Molecular or genetic target
Escherichia coli recA promoter–GFP reporter construct (SOS DNA damage response pathway)
Relation to the space biology
The recA promoter is part of the bacterial SOS response, which activates when DNA damage occurs due to radiation stress. In the BioBits® cell-free system, a plasmid containing the recA promoter linked to GFP is added after rehydration. Importantly, the system does not interact with human DNA; instead, it detects environmental stress signals by responding only to the engineered DNA template. When DNA damage conditions are simulated, activation of the promoter leads to GFP production. This provides a controlled, indirect biosensing method for estimating radiation-related stress in space-relevant conditions.
Hypothesis
The hypothesis is that a freeze-dried BioBits® cell-free system containing a recA promoter–GFP reporter will show significantly higher fluorescence when exposed to DNA-damaging conditions compared to non-damaged controls.

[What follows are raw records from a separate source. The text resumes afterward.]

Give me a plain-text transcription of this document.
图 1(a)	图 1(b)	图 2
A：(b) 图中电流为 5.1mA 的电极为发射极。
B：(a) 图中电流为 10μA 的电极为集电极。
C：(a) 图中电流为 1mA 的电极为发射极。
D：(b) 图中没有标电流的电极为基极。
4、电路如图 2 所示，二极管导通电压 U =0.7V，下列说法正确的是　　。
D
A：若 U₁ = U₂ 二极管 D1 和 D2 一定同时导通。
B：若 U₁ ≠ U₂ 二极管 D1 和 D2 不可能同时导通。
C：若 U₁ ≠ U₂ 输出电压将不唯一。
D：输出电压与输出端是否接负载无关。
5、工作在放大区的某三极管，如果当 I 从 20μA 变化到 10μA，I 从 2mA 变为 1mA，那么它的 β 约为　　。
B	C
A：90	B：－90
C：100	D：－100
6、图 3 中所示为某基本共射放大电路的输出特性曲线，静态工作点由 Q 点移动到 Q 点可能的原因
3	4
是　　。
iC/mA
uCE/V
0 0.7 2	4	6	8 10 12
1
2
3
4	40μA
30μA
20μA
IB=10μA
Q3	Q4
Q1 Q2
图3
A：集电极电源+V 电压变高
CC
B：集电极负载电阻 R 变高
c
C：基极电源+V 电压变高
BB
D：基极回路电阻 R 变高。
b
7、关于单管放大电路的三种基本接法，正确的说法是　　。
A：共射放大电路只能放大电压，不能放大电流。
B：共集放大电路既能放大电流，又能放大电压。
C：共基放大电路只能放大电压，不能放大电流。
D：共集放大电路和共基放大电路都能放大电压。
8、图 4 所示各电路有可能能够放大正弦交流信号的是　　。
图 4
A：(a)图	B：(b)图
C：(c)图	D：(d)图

This is based on the principle that the recA promoter is activated during the SOS response to DNA damage, leading to increased downstream gene expression. In our system, GFP production acts as a direct, measurable output of promoter activation. When exposed to simulated space radiation stress, such as UV light, experimental samples should exhibit increased fluorescence intensity relative to controls. This would demonstrate that cell-free biosensors can reliably detect genotoxic stress. The results would support the use of BioBits®-based systems for monitoring astronaut exposure to radiation and for developing autonomous, low-resource diagnostic tools for long-duration space exploration missions.
Experiment design
Freeze-dried BioBits® reactions will be prepared containing a recA promoter–GFP plasmid. Samples will be rehydrated and divided into experimental and control groups. Experimental groups will be exposed to UV light as a radiation proxy, while controls remain unexposed. The miniPCR® thermal cycler will be used to amplify DNA constructs if required before reaction setup. After incubation, GFP fluorescence will be measured using the P51 Molecular Fluorescence Viewer. Negative controls will include reactions without plasmid DNA. Fluorescence intensity will be compared across conditions to quantify activation of the DNA damage response biosensor.